Een vergelijkend perspectief Omzetbelasting
Beide uitspraken raken de kern van de BTW-systematiek: het bepalen van de eenheid en aard van de prestatie. In Duitsland stond de vraag centraal of een arts die namens een ander optreedt nog steeds een medische prestatie verricht. In Nederland ging het erom of een coördinerende taak voor een stichting kan worden samengevoegd met de medische behandeling van patiënten. De BFH koos voor een materiële benadering: beslissend is het therapeutisch doel van de activiteit. De Hoge Raad volgde daarentegen een formele benadering, waarin de civielrechtelijke verhoudingen en contracten leidend zijn.
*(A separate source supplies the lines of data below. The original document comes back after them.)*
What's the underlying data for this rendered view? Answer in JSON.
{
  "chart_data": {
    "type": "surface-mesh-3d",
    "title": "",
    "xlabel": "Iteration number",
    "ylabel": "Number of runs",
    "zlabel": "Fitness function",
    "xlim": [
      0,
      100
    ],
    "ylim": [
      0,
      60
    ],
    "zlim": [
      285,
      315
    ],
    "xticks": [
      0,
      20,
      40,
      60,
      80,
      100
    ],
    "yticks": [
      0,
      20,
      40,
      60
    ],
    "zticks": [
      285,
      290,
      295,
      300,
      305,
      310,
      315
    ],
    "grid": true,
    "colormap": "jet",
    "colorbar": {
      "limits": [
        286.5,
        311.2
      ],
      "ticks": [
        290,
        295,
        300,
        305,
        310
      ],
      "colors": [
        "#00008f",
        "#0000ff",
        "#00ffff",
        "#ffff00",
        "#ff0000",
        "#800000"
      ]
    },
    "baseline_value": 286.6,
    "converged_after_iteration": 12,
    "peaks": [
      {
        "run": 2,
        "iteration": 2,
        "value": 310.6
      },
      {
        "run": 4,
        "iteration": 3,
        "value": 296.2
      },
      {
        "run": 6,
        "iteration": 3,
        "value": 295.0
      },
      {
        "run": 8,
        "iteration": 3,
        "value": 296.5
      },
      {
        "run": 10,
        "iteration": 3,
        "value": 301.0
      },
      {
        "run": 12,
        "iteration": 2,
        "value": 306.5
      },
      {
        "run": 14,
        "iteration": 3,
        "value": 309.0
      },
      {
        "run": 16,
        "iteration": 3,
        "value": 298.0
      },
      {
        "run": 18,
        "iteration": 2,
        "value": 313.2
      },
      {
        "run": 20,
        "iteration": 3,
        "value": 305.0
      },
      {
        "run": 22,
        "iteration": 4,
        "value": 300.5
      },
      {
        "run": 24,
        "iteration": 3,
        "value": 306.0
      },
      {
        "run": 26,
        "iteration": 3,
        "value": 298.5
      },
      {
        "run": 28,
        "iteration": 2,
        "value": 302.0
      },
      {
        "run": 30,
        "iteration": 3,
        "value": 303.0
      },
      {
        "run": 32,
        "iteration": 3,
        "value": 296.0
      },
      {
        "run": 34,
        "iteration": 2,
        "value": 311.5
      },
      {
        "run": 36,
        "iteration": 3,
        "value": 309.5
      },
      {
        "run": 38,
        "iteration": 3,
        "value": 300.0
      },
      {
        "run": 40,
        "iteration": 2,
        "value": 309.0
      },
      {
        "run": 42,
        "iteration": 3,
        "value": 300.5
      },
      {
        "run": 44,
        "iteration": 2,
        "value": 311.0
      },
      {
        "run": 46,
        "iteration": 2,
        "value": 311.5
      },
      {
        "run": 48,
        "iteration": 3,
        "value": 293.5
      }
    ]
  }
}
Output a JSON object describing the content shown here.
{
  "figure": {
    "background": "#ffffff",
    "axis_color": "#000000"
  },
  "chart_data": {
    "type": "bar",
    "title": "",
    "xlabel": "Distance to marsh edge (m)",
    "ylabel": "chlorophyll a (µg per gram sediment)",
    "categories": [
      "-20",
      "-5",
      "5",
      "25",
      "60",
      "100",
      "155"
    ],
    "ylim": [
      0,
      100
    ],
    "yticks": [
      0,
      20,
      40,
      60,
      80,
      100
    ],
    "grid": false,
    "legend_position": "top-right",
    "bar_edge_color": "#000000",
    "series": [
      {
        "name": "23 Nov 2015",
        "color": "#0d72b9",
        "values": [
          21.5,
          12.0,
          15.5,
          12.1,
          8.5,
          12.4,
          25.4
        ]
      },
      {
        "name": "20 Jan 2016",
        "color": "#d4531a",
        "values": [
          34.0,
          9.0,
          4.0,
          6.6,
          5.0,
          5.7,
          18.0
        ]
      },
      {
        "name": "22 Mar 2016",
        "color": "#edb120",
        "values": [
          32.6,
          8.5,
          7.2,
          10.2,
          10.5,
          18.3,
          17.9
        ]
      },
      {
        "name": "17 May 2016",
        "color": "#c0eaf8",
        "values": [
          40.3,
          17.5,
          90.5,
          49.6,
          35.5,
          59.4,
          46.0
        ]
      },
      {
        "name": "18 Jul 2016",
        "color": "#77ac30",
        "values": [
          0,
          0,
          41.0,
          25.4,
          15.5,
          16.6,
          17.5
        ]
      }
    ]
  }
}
Het resultaat: in Duitsland BTW-vrijstelling, in Nederland BTW-heffing – terwijl beide situaties betrekking hebben op artsen die binnen een samenwerkingsverband bijdragen aan de continuïteit van medische zorg. Deze tegenstelling toont dat de Europese harmonisatie nog niet tot volledige uniformiteit leidt. De BTW-richtlijn biedt de kaders, maar de nationale toepassing verschilt. Voor adviseurs met grensoverschrijdende cliënten – zeker in de zorgsector – blijft het dus opletten.
Noot fiscaal jurist inzake omzetbelasting binnen EU
Nederlanders kunnen er ook een keer formeel naar kijken, terwijl Duitsers er minder formeel naar kijken. Maar ook dat de BTW een ingewikkelde belasting is en blijft, juist omdat zij Europees is maar nationaal wordt toegepast. De arresten van de Hoge Raad en het Bundesfinanzhof laten zien hoe verschillend men binnen de EU-lidstaten tot een oordeel kan komen over mijns inziens vergelijkbare situaties. Als fiscaal jurist met specialisatie Nederland–Duitsland zie ik in de praktijk hoe belangrijk het is om beide perspectieven te begrijpen. Beide zaken gingen overigens over (o.a.) het jaar 2016. Dus de gerechtelijke molens draaien in beide landen ongeveer even snel of langzaam.